Again, these programs capture the spirit of partnerships by combining expertise and facilities in a way that best benefits the region.

TECHNOLOGY ADVANCES

Interactive, high definition projection systems, high definition document cameras, stereo sound, and/or movable hard screens have been installed in approximately half of the Bennett Hall classrooms, and the other rooms will receive similar upgrades as the classrooms become available. The sliding white boards, which ride over the existing fixed white boards, offer flexibility and allow for faculty members to utilize the underlying white board for writing information while using another board to project images, documents and other related material.

Also, the two OULN video/audio systems in Bennett Hall have been replaced and updated. The former systems were removed and replaced with high-definition systems that include 60-inch, high definition LCD screens to enhance the learning experience. Three high-definition, voice activated video cameras track the interaction between the instructor, students in the local classroom, and students on the remote sites.  Additionally, there are now two screens in the front of the room, instead of just one, allowing for the projection of a faculty member and one screen and corresponding material (documents, PowerPoints, etc.) on the other screen. Among other purposes, these rooms are highly used for classes that are offered on one regional campus or in Athens and allow for individuals on the Chillicothe Campus to join the class or presentation.
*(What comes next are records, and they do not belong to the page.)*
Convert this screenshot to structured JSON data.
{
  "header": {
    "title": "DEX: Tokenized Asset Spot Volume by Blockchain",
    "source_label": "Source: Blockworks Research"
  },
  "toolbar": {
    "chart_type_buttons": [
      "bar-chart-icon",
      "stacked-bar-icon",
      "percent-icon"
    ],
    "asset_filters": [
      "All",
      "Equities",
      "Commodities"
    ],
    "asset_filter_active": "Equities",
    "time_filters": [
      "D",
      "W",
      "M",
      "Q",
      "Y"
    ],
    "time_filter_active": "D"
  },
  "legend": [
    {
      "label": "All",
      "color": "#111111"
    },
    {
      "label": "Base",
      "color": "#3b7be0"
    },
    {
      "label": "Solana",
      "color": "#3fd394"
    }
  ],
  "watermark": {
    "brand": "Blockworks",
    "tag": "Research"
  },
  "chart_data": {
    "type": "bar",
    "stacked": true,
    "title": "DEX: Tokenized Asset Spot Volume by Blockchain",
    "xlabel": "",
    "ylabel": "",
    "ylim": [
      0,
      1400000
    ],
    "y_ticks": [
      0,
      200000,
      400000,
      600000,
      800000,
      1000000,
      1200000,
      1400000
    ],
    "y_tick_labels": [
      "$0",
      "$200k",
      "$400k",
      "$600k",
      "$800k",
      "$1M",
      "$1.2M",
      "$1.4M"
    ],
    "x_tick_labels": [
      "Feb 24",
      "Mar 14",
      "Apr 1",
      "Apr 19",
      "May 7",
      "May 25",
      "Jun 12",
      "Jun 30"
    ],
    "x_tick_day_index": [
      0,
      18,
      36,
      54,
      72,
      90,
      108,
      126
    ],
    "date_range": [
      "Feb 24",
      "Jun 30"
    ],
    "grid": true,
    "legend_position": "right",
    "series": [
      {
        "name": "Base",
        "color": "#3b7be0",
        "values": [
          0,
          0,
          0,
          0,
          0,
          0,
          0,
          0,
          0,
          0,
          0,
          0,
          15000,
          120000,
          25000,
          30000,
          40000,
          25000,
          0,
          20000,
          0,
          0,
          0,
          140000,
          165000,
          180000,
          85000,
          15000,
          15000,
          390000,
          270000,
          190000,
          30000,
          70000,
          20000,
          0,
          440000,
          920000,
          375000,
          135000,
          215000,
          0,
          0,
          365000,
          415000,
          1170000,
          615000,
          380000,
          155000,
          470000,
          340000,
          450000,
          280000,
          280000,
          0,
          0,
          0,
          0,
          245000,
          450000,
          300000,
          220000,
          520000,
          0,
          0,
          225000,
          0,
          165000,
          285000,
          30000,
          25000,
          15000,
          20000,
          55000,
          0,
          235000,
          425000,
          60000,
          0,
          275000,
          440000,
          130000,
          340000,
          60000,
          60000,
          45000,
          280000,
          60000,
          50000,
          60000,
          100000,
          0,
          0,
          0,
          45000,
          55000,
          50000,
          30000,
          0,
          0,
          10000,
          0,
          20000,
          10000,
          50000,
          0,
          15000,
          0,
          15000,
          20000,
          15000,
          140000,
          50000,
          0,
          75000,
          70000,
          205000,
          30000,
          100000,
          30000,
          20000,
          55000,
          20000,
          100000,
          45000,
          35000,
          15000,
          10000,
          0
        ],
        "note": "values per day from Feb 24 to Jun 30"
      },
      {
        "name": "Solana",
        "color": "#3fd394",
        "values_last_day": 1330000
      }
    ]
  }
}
Further, a high-definition projector and large screen system will be installed in the Bennett Hall auditorium. The three-screen system will be used for instruction, and the single large screen will be used for presentations and events sponsored by the cultural committee.

Finally, the entire analog telephone system on the Chillicothe was replaced and a Cisco VOIP telephone system installed.  Among features, the new system allows for video phone calls within the campus, enhanced calling features such as multiparty teleconferencing, and an integrated telephone directory.